Emerald: The finest are a vibrant, medium-dark, pure, to slightly bluish-green color with very few to no eye-visible inclusions (flaws, or “jardin”). As one of the most treasured gems in the world, bargains on fine emeralds are very rare. Synthetic emeralds are VERY common and difficult to detect. Nearly all emeralds have been “oiled”; meaning the fractures have been filled with something to improve the apparent clarity. Ask the extent of oiling present.

Tanzanite: The finest are vivid, deep shades of pure blue to violet-blue and free of eye-visible inclusions. They will often look bluer in sunlight and more violet under incandescent lights. Fine stones will be expensive, but the medium blue, lavender and pastel shades are common and inexpensive. Very convincing imitations are very common.

Alexandrite: The finest change from vivid, medium-dark green in in-direct daylight to vivid medium-dark red in candlelight. The Brazilian stones are more bluish-green and purplish-red. Stones with weak, incomplete or muddy color change will have little value. Most natural alexandrite will have some minor eye-visible inclusions. Synthetics are difficult to detect and very common. Imitations are also very common. Fine quality, inexpensive stones are not likely to be natural.

Topaz: Fine “Imperial” topaz is very rare and expensive, paler shades are more common, much less expensive and called “precious topaz”. The finest are vivid, medium, golden orange with red over-tones and are free of eye-visible inclusions. It looks very little like the inexpensive Citrine, which is sometimes called “Brazilian topaz,” “smoky topaz” or “Madeira topaz”. Blue topaz is very cheap because the blue color is created by irradiation. U.S. law requires testing for residual radioactivity before it’s sold; most other countries have no regulations.

Aquamarine: Sometimes confused with blue topaz, except in fine qualities. The best are vivid, medium, slightly greenish blue and free of inclusions. They can be quite large, 20-carat stones are common. Often imitated by synthetic spinel, glass and pale blue topaz.
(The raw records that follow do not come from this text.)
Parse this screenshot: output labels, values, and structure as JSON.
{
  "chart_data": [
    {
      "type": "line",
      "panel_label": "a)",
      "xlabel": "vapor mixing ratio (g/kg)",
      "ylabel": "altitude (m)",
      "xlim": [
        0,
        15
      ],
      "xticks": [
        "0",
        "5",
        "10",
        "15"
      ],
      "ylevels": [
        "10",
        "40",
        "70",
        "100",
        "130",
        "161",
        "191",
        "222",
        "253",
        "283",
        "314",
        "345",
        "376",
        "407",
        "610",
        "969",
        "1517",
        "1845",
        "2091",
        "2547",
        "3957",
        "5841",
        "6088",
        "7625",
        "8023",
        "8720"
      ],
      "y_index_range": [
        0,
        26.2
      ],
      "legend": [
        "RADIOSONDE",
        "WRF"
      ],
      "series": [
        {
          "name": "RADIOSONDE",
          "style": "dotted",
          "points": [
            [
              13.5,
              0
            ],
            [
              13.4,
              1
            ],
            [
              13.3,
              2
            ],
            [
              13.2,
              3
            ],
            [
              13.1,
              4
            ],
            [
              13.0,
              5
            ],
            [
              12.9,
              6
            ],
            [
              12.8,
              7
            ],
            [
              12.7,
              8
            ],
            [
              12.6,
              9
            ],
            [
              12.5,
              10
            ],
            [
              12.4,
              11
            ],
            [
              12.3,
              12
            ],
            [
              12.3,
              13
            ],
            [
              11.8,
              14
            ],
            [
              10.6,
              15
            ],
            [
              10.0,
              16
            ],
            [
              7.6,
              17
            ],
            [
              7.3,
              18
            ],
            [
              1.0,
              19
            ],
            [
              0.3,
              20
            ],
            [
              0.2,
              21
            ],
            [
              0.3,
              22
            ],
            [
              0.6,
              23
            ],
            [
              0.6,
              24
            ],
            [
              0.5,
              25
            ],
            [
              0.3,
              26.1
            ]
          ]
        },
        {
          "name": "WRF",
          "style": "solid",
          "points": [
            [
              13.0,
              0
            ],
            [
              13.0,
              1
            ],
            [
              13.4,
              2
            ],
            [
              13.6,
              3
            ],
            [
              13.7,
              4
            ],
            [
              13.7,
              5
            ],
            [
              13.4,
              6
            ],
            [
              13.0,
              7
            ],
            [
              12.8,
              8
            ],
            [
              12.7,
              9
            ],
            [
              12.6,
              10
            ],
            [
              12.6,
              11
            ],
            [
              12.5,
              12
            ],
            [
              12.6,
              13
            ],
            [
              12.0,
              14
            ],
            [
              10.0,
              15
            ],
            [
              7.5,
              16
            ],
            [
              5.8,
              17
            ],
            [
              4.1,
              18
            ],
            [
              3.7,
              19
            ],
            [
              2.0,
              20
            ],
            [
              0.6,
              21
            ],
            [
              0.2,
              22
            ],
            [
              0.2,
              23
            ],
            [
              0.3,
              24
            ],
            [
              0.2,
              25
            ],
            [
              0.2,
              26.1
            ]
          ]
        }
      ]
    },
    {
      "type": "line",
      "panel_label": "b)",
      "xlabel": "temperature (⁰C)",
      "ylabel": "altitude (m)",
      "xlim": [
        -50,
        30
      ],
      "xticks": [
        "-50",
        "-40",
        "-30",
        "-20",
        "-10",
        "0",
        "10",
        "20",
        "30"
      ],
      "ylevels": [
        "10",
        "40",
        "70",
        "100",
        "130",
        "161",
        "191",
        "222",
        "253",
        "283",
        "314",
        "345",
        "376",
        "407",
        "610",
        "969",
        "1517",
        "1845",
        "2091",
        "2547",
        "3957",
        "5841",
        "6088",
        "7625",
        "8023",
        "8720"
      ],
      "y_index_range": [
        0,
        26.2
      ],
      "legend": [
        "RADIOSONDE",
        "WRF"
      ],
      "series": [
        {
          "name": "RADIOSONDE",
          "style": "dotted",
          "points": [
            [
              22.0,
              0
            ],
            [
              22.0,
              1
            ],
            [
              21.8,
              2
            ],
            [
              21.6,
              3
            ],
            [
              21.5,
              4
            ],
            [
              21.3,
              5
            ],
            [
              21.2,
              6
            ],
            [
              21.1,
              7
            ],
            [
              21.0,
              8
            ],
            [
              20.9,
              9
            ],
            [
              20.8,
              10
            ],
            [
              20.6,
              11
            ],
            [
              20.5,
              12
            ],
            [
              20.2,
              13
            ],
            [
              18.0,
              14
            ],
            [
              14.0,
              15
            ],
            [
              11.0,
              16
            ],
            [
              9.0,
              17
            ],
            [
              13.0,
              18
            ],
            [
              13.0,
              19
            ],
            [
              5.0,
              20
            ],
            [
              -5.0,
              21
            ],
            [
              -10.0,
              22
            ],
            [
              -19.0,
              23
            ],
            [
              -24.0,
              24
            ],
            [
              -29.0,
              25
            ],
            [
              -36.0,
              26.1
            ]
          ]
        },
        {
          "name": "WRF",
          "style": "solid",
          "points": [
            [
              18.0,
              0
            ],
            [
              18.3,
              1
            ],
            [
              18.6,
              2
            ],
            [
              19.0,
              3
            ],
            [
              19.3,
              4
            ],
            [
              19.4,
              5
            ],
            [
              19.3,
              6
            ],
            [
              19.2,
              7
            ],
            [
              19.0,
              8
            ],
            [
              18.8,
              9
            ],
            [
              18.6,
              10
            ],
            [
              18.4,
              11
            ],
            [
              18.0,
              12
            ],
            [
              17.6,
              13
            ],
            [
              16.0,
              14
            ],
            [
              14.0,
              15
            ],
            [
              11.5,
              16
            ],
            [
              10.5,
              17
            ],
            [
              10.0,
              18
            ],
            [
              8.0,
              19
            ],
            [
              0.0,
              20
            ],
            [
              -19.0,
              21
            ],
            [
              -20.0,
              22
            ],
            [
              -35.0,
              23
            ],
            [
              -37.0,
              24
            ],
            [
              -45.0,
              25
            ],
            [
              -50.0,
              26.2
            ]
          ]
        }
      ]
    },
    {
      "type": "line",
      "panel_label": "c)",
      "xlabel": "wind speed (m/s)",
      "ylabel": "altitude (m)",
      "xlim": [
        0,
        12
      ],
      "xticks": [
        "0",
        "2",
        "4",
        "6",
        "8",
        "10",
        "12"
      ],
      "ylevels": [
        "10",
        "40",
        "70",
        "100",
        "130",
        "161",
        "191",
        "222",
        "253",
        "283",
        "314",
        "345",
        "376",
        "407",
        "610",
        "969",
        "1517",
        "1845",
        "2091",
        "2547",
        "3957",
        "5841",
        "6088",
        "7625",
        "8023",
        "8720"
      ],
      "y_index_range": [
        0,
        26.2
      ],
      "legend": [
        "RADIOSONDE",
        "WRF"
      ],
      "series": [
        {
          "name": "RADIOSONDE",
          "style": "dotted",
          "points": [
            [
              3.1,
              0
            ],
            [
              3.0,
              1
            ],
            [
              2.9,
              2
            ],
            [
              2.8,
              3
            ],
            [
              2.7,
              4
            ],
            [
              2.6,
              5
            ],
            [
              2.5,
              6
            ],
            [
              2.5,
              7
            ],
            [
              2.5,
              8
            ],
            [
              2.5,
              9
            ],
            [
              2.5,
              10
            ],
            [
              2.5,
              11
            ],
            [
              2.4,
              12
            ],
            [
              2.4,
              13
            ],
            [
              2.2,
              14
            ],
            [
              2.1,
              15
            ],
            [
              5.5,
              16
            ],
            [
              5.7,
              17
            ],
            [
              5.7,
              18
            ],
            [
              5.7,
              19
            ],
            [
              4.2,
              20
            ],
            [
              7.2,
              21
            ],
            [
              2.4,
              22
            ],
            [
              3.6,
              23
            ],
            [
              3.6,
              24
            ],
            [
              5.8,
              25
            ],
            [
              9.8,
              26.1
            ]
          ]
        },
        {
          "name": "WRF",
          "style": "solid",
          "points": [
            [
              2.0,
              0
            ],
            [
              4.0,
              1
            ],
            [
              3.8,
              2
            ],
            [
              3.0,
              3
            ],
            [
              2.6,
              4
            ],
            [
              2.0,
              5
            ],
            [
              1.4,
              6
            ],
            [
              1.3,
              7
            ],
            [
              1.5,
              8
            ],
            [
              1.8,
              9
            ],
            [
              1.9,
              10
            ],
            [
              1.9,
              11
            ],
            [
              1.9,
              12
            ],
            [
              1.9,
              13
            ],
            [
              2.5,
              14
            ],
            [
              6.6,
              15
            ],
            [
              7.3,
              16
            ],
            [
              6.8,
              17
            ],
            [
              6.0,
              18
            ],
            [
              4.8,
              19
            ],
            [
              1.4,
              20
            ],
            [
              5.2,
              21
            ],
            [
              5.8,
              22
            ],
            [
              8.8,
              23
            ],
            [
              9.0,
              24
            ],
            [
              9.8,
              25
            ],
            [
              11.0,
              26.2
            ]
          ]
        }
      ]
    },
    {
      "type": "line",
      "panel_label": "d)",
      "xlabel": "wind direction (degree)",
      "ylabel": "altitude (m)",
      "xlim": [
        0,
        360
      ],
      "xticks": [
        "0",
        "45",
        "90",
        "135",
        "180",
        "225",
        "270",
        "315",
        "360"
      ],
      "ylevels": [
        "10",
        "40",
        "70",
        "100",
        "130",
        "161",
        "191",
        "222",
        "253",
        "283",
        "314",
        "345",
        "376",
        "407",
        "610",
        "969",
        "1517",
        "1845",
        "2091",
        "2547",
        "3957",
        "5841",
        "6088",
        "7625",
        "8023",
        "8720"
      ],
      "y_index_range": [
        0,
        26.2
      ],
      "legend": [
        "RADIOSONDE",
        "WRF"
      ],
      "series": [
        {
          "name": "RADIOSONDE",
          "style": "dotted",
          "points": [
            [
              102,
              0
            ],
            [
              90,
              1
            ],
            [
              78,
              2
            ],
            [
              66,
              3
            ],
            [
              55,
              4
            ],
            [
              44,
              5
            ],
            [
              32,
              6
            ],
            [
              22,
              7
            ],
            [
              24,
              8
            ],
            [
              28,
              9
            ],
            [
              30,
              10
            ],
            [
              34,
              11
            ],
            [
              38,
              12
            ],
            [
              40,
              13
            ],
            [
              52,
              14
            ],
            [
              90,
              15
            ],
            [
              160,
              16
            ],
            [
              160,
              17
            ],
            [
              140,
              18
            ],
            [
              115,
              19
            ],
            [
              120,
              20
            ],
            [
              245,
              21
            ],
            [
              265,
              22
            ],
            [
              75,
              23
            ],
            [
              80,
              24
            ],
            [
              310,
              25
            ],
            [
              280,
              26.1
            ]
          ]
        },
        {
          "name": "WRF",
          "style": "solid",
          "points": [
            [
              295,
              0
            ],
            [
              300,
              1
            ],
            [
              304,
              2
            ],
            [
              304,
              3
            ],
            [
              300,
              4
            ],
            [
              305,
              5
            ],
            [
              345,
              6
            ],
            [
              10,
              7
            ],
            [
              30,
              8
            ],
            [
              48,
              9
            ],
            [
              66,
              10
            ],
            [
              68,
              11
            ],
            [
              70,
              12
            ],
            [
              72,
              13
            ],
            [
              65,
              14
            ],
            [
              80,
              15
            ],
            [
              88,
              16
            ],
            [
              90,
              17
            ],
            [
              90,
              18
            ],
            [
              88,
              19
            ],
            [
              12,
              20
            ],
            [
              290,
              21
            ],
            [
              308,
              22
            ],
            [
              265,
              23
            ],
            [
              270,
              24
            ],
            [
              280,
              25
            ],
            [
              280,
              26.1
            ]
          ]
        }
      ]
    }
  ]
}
Diamond: The value of diamonds transcends borders and cultures. Finding a bargain on a diamond may mean that something is being misrepresented. Subtle variations in one quality aspect of a diamond can mean huge differences in value. There are many difficult to detect treatments to improve the color or clarity of a diamond. Only in the U.S. is disclosure of these alterations required.

As you shop for sparkling treasures on your travels, the more you know, the better your chances of success; but the real treasures are the joyful memories.